Bringmann, K., Ikenmeyer, C., & Zuiddam, J. (2017). On Algebraic Branching Programs of Small Width. Retrieved from http://arxiv.org/abs/1702.05328.


Zitierlink: http://hdl.handle.net/11858/00-001M-0000-002D-89A4-8
Zusammenfassung
In 1979 Valiant showed that the complexity class VP_e of families with polynomially bounded formula size is contained in the class VP_s of families that have algebraic branching programs (ABPs) of polynomially bounded size. Motivated by the problem of separating these classes we study the topological closure VP_e-bar, i.e. the class of polynomials that can be approximated arbitrarily closely by polynomials in VP_e. We describe VP_e-bar with a strikingly simple complete polynomial (in characteristic different from 2) whose recursive definition is similar to the Fibonacci numbers. Further understanding this polynomial seems to be a promising route to new formula lower bounds. Our methods are rooted in the study of ABPs of small constant width. In 1992 Ben-Or and Cleve showed that formula size is polynomially equivalent to width-3 ABP size.
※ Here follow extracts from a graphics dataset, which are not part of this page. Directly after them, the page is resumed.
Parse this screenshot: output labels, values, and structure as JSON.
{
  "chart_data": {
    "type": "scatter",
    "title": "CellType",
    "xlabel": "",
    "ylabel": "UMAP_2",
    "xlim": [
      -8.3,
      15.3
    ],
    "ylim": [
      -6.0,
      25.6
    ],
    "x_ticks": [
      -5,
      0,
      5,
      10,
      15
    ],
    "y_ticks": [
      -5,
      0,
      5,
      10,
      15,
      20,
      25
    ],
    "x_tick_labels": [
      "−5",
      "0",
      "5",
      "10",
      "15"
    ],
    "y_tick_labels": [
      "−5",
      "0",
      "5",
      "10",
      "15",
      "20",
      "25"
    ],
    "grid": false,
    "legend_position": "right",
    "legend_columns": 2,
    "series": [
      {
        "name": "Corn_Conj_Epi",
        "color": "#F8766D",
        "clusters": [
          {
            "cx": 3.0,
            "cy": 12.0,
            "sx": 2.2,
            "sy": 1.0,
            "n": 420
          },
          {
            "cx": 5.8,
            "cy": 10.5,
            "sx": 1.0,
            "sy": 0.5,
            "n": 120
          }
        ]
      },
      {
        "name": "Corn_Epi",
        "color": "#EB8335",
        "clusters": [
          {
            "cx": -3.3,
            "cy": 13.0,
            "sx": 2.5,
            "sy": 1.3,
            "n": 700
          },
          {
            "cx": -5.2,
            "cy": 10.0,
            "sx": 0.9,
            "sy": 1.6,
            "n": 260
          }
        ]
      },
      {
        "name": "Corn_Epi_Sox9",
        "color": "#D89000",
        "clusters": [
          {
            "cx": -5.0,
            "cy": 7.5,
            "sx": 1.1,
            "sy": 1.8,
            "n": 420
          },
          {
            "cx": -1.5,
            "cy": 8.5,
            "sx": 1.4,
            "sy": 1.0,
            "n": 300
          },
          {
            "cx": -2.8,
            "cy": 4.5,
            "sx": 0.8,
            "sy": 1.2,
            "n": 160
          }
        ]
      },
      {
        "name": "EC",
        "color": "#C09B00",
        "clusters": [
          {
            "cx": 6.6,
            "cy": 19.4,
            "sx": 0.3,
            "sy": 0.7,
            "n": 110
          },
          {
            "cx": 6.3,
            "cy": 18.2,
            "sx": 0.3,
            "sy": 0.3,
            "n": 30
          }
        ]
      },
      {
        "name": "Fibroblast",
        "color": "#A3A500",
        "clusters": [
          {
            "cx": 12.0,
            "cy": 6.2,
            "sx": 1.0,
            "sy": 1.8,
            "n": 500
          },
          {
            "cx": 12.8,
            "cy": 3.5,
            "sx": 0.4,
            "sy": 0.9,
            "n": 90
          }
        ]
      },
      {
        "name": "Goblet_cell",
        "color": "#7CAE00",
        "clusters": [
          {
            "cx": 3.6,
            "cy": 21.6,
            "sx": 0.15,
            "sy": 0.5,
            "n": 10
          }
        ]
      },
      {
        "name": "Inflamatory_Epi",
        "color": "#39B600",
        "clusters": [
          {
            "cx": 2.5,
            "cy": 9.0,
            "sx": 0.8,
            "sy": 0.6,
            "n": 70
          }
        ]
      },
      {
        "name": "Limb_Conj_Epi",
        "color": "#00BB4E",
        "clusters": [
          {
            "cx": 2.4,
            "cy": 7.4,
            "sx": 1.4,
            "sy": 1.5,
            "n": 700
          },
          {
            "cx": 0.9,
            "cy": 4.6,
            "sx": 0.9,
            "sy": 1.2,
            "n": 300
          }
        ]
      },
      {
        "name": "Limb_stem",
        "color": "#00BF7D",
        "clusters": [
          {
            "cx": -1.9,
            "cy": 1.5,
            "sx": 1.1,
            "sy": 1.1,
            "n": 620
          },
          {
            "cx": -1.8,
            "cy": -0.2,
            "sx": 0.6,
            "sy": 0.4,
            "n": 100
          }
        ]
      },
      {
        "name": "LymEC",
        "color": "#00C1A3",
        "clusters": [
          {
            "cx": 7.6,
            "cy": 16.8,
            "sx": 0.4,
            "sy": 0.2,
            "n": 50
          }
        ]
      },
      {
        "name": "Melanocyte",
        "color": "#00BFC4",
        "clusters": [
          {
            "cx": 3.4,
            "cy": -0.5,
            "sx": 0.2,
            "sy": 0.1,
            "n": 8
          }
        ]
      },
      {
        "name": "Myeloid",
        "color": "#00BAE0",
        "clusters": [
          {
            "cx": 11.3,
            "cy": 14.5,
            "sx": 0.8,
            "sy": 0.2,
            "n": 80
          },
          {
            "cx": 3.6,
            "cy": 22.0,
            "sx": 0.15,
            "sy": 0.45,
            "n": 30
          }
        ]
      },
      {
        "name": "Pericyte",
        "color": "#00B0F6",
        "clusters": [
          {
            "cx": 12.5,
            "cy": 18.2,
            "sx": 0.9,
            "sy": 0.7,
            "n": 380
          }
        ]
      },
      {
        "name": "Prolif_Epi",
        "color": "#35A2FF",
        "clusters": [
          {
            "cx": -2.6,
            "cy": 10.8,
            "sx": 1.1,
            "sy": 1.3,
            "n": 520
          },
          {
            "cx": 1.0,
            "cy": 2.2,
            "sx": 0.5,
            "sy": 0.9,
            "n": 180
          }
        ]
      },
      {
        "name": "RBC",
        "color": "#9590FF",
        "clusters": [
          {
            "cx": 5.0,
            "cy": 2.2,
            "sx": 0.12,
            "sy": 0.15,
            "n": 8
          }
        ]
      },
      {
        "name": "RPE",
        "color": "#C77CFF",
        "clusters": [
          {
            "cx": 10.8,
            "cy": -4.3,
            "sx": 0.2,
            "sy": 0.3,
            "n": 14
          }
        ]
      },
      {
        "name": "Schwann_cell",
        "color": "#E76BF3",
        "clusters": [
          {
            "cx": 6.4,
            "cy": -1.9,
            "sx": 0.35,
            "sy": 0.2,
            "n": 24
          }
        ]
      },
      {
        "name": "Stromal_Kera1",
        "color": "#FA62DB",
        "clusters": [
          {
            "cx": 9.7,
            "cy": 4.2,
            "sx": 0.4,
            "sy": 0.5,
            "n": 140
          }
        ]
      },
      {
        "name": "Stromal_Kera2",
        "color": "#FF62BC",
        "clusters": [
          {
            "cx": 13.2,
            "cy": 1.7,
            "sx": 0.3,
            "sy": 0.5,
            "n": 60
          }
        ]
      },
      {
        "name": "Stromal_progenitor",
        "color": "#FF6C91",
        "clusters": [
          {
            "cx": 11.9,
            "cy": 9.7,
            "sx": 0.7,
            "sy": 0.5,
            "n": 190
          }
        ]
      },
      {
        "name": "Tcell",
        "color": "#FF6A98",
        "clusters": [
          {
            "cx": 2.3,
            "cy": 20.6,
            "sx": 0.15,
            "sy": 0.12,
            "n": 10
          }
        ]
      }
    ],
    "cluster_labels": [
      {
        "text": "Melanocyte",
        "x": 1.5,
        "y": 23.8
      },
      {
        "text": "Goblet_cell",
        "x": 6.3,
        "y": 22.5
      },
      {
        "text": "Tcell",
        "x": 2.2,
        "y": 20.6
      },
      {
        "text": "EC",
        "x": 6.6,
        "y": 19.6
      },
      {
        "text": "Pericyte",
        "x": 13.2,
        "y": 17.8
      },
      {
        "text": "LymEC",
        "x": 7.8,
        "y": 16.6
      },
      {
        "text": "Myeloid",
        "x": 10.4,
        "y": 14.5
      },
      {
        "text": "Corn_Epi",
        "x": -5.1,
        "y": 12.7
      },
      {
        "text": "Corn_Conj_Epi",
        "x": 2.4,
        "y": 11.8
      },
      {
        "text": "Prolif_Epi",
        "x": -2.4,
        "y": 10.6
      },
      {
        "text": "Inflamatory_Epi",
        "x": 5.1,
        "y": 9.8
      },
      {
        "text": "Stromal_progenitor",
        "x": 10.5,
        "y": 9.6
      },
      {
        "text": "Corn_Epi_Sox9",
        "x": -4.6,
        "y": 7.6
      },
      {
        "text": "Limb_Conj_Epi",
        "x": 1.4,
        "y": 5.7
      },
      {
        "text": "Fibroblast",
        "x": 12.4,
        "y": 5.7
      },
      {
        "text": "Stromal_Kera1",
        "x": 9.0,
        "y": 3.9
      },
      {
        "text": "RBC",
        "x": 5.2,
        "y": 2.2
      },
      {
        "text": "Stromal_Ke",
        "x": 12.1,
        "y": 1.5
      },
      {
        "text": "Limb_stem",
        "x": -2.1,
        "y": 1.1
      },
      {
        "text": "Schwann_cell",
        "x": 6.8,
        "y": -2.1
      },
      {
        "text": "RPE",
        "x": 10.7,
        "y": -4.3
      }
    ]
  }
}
We extend their result (in characteristic different from 2) by showing that approximate formula size is polynomially equivalent to approximate width-2 ABP size. This is surprising because in 2011 Allender and Wang gave explicit polynomials that cannot be computed by width-2 ABPs at all! The details of our construction lead to the aforementioned characterization of VP_e-bar. As a natural continuation of this work we prove that the class VNP can be described as the class of families that admit a hypercube summation of polynomially bounded dimension over a product of polynomially many affine linear forms. This gives the first separations of algebraic complexity classes from their nondeterministic analogs.